Music to My Ears
This story was submitted by Andrew Mathew to The Best Gift Ever collection as part of the December SEEQ sessions.
I’ve always been a passionate person. I’m that guy who cries just from a commercial, I get told at every corner that I wear my feelings on my sleeve, and I often feel overwhelmed in conversations that involve logic and reason.
I wonder a lot where our passions come from. Are they pre-programmed in us before we’re born, are we taught them, or are they simply the act of rebellion? I mention rebellion because I can picture in my head as a kid what I would be doing instead of doing homework. And at the time to my parents that was rebellious, but now I look back and see it as me exploring my passions.
And it was always pretty much the same thing every time. In my room. With my headphones in. Listening to the mix CD my mom gave me. Eyes closed. Thoughts nowhere near planet Earth. And that’s probably the best gift anyone has ever given me.
From an early age, I knew I loved music. My parents both grew up with music being their passions. My dad and his brothers started a band when they were younger and even spent a couple of years touring around the country. My dad was the sound equipment guy and found his love in mixing and audio engineering. My mom sang in the band and also performed at her local church. She loved to sing, and there are so many videos out there of her radiating beauty standing on stage with that crazy 80s harido….killing it. I mean absolutely killing it.
Their parents didn’t allow them to listen to mainstream music. At the time rap, rock, and jazz were all “sinful.” My mom used to hide a poster of Aerosmith under her bed and my Dad grew up a huge disco fan, mostly he just loved the Beegees. So they made a point to pass that love on to me. I remember when I was young looking through old stuff and finding an old MP3 player my uncle used to own. It was the first time I had control over the music I listened to. I finally could listen to what I wanted. And my parents realized that they couldn’t shelter me anymore from that moment on when it came to the music I listened to.
So, my mom, one year gave me a CD. At the time, I think I wanted an Xbox or something ridiculous. A CD!?! Mom! This is silly. It’s probably just Christian music. But she said she had spent a while picking songs intentionally just for me. The first time I listened to it, I must have hated it. My mom gave it to me, how was she supposed to know what good music sounded like. Gross, Red Hot Chili Peppers? Lame. I wanted to listen to other things. But slowly and surely, maybe because I had nothing else to listen to, I finally gave it a chance.
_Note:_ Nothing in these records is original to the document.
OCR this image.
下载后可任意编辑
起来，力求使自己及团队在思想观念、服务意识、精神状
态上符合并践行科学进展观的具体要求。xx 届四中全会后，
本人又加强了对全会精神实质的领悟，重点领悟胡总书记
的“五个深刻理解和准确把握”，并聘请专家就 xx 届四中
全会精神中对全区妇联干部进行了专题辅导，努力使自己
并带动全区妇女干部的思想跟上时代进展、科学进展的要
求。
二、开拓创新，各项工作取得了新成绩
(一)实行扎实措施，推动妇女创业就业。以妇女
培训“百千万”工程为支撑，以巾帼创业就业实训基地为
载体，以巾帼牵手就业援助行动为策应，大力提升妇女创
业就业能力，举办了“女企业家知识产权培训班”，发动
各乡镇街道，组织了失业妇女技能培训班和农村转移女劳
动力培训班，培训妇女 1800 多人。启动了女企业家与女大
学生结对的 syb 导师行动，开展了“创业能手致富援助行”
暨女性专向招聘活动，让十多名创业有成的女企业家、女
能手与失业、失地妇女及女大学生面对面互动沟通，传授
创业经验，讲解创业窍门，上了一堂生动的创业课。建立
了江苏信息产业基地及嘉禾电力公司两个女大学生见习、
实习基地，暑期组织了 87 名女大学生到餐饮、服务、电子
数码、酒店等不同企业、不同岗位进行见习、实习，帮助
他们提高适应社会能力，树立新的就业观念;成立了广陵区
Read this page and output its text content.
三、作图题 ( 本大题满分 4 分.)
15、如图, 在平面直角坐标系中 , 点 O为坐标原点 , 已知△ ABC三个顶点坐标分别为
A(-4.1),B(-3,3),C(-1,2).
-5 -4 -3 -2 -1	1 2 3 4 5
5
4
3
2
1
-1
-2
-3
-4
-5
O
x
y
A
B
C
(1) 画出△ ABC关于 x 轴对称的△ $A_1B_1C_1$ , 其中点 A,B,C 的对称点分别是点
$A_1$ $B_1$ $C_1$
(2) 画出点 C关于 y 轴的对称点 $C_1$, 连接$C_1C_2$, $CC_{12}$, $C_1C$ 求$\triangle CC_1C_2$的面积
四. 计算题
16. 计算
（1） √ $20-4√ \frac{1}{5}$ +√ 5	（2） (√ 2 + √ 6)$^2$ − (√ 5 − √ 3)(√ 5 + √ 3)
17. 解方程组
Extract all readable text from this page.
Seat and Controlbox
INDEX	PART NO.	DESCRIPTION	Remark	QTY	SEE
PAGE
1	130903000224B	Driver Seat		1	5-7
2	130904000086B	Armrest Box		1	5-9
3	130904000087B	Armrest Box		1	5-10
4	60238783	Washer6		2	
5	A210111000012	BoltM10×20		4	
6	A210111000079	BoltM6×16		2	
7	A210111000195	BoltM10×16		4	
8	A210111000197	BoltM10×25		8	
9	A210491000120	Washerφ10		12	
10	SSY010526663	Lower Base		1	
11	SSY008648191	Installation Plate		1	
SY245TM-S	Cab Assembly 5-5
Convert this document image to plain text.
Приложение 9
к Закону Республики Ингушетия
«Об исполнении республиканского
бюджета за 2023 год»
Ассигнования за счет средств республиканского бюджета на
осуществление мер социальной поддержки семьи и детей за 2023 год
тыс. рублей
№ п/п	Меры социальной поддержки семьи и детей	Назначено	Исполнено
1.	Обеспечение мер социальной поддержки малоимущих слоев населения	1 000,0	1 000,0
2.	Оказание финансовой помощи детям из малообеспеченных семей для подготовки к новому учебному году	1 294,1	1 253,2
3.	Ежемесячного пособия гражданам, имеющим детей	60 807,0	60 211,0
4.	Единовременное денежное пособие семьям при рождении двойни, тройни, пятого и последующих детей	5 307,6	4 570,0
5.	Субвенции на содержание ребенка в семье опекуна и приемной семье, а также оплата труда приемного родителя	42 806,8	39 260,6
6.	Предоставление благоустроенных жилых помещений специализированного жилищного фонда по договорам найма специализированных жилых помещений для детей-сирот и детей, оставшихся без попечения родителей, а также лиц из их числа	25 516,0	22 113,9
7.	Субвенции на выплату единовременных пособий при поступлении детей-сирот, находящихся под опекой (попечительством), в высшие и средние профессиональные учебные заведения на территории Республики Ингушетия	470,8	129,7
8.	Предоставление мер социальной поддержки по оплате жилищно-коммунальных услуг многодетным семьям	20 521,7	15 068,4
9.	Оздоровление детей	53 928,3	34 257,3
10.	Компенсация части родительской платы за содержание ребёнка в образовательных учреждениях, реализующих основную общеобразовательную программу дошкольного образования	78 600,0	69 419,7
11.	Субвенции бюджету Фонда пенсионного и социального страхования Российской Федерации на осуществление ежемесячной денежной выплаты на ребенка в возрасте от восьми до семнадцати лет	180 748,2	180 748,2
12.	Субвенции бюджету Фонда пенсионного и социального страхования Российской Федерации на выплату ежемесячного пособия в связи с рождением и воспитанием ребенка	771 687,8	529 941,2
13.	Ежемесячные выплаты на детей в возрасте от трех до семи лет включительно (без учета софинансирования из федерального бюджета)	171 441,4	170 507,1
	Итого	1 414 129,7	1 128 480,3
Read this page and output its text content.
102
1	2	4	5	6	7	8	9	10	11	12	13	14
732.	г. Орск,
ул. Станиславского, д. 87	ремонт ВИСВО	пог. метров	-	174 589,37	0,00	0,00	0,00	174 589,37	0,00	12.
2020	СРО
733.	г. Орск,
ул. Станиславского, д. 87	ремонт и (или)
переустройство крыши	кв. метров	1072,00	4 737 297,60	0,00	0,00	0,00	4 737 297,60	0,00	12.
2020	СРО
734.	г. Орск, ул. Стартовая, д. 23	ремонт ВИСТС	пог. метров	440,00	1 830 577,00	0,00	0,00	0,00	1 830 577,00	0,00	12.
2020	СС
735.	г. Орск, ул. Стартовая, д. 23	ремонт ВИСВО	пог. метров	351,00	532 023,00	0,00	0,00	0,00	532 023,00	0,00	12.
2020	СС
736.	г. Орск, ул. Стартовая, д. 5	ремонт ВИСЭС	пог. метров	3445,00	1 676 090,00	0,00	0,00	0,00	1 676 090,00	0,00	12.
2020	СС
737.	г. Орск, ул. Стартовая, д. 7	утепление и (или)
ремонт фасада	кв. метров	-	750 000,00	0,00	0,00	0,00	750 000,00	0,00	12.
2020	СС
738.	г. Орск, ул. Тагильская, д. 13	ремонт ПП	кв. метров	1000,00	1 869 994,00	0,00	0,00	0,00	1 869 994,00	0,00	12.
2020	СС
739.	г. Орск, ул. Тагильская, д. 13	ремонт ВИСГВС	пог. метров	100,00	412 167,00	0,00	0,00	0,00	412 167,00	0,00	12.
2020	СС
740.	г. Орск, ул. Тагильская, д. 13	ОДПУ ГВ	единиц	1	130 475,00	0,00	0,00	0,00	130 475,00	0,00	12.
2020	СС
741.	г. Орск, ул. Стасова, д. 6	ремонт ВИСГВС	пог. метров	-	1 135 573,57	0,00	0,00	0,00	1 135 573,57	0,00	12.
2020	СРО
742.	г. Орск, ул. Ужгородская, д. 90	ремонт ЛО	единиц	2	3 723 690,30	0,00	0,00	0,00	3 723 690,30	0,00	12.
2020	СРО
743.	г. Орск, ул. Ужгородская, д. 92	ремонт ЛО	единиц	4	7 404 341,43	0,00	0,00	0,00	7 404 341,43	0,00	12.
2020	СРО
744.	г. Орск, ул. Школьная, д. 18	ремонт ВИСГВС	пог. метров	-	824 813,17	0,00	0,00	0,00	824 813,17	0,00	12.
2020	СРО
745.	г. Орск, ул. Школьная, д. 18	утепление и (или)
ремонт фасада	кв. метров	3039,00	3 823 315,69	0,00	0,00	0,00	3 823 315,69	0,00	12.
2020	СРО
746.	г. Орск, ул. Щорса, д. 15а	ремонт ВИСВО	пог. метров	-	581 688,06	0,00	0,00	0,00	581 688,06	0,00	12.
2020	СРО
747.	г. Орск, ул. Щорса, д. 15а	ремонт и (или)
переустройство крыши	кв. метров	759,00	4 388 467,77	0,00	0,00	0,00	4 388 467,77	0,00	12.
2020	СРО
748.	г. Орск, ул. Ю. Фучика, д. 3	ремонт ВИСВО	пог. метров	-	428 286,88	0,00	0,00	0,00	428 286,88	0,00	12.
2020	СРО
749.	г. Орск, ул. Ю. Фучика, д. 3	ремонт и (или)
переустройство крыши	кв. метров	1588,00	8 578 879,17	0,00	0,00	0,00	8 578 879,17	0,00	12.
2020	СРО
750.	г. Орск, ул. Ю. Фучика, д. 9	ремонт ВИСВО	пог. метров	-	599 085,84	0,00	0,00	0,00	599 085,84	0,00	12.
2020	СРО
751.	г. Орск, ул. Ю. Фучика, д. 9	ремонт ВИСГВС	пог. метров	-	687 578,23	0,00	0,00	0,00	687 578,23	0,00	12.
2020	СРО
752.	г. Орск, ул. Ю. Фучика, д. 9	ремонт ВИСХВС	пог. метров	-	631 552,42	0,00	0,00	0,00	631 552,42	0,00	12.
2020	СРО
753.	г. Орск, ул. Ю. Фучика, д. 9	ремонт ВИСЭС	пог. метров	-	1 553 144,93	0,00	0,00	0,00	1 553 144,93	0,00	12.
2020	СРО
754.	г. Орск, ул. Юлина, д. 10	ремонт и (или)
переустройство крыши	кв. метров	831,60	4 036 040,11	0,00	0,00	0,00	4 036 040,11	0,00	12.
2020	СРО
That CD forever changed my life. I began to memorize every word, find more from each artist, without ever saying a word to anyone. I didn’t want anyone to know these amazing songs and artists that I had found. I felt like I had hit the jackpot and wanted to keep it all to myself.
Well, fast forward to me, right now. I went to college for Economics but spent my time researching music. I joined clubs but spent more time going downtown by myself to go to concerts. Everyone was applying for jobs, while I was in the studio making music. I am passionate. This is true, and it often blinds me. I spend too much time and thought about the things that I am passionate about, namely music. But it feels different. Music is more than just something that sounds good.
Music is a story, it’s a friend when you feel lonely, words that you didn’t know you needed to say, language for deep emotions, and a connective tissue between you and your loving Mother who gifted that first CD to you all those years ago. I tease my mom about that CD every now and then, and she brings it up every time I play something in the car for her. She says, “you know I might have been the person to put you on to this genre you know Andrew?” “Ugh, whatever mom,” is mostly my response.
But recently, since moving out of my parent’s house. Music that I share with my Mom has a different meaning for me. It’s love, passion, hope, and affirmation for the person I am today. It’s when I’m feeling homesick, I throw on a song and think, my Mom is at work working her hardest to care for me and my sister. My mom is out there smiling because she has a picture of me on her desk. My mom is hugging me and wiping the tears off my face when I feel overwhelmed still as a 23 yr old adult. I feel that all from pressing play on a song.
You can’t really quantify the impact and importance a Mom has on a child. You can’t quantify the love a Mom has for her children. But I have something that comes close, and it just happens to be the best gift ever, and a reminder of all these things, in the form of a CD.